The method for selecting λ is:

    1. Using training set 12 different degrees of normalized models
    2. Cross-validation errors are calculated by using 12 models for cross-validation sets
    3. Choosing the model with the least cross-validation error
    4. Using the model selected in step 3 to obtain the generalization error of the test and calculation
    • When λ is small, the error of the training set is small (over-fitting) and the cross-validation set error is large
    • With the increase of λ, the error of training set is increasing (low fitting), while the cross-validation set error decreases first and then increases

Learning curve (learning Curves)The learning curve is a good test of the Learning Algorithm (sanity check), and the learning curve is a graph that draws the training set error and the cross-validation set error as a function of the number of instances of the training set (m). That is, if we have 100 data, we start with the 1th data and gradually learn more data. The idea is: when training less data, the training model will be able to perfectly adapt to less training data, but the training model is not well adapted to cross-validation set data or test data set.
How to use the learning curve to identify high bias/low fit: As an example, we try to use a straight line to adapt to the following data, as you can see, no matter how much error in the training set is not greatly improved:
In other words, adding data to a training set is not necessarily helpful in the case of high bias/low fit. How to use the learning curve to identify high deviations/overfitting: Suppose we use a very high polynomial model, and the normalization is very small, we can see that when the cross-validation set error is much larger than the training set error, adding more data to the training set can improve the effect of the model.
In other words, adding more data to the training set can improve the algorithm's effectiveness in the case of high deviations/overfitting.
decide what to do nextLooking back at the previous six optional next steps, let's take a look at the circumstances under which we should choose:
    1. Get more training examples-solve high-variance
    2. Try to reduce the number of features-resolving high deviations
    3. Try to get more features-solve high bias
    4. Try adding a two-item feature-solving high bias
    5. Try to reduce the degree of normalization-addressing high bias
    6. Try to increase the degree of normalization--to resolve high deviations
Bias and bias of neural networks
    • Using smaller neural networks, similar to those with fewer parameters, tends to lead to high bias and low fit, but less computationally expensive
    • The use of larger neural networks, similar to the parameters of a large number of cases, prone to high deviations and over-fitting, although the computational cost is relatively large, but can be adjusted by means of normalization and more adaptive data
It is usually better to choose a larger neural network and use normalization to treat it than to use a smaller neural network effect. For the choice of layer number of hidden layer in neural network, the layer is gradually increased from the first layer, in order to make a better choice, the data can be divided into training set, cross-validation set and test set, the neural network is trained for different hidden layer number, then the neural network with the least cost of cross-validation set is chosen.

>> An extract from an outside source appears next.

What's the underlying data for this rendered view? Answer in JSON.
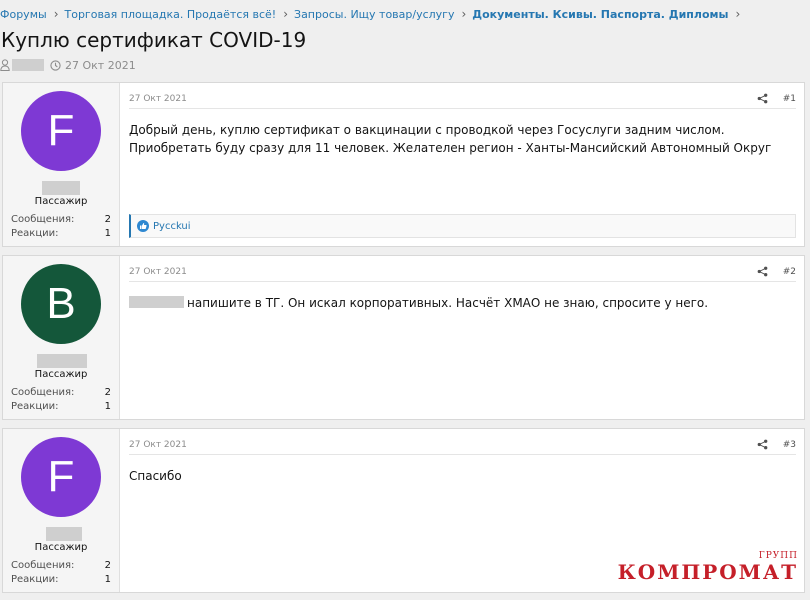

Machine learning--machine learning application recommendations

Contact Us

The content source of this page is from Internet, which doesn't represent Alibaba Cloud's opinion; products and services mentioned on that page don't have any relationship with Alibaba Cloud. If the content of the page makes you feel confusing, please write us an email, we will handle the problem within 5 days after receiving your email.

If you find any instances of plagiarism from the community, please send an email to: info-contact@alibabacloud.com and provide relevant evidence. A staff member will contact you within 5 working days.

A Free Trial That Lets You Build Big!

Start building with 50+ products and up to 12 months usage for Elastic Compute Service

  • Sales Support

    1 on 1 presale consultation

  • After-Sales Support

    24/7 Technical Support 6 Free Tickets per Quarter Faster Response

  • Alibaba Cloud offers highly flexible support services tailored to meet your exact needs.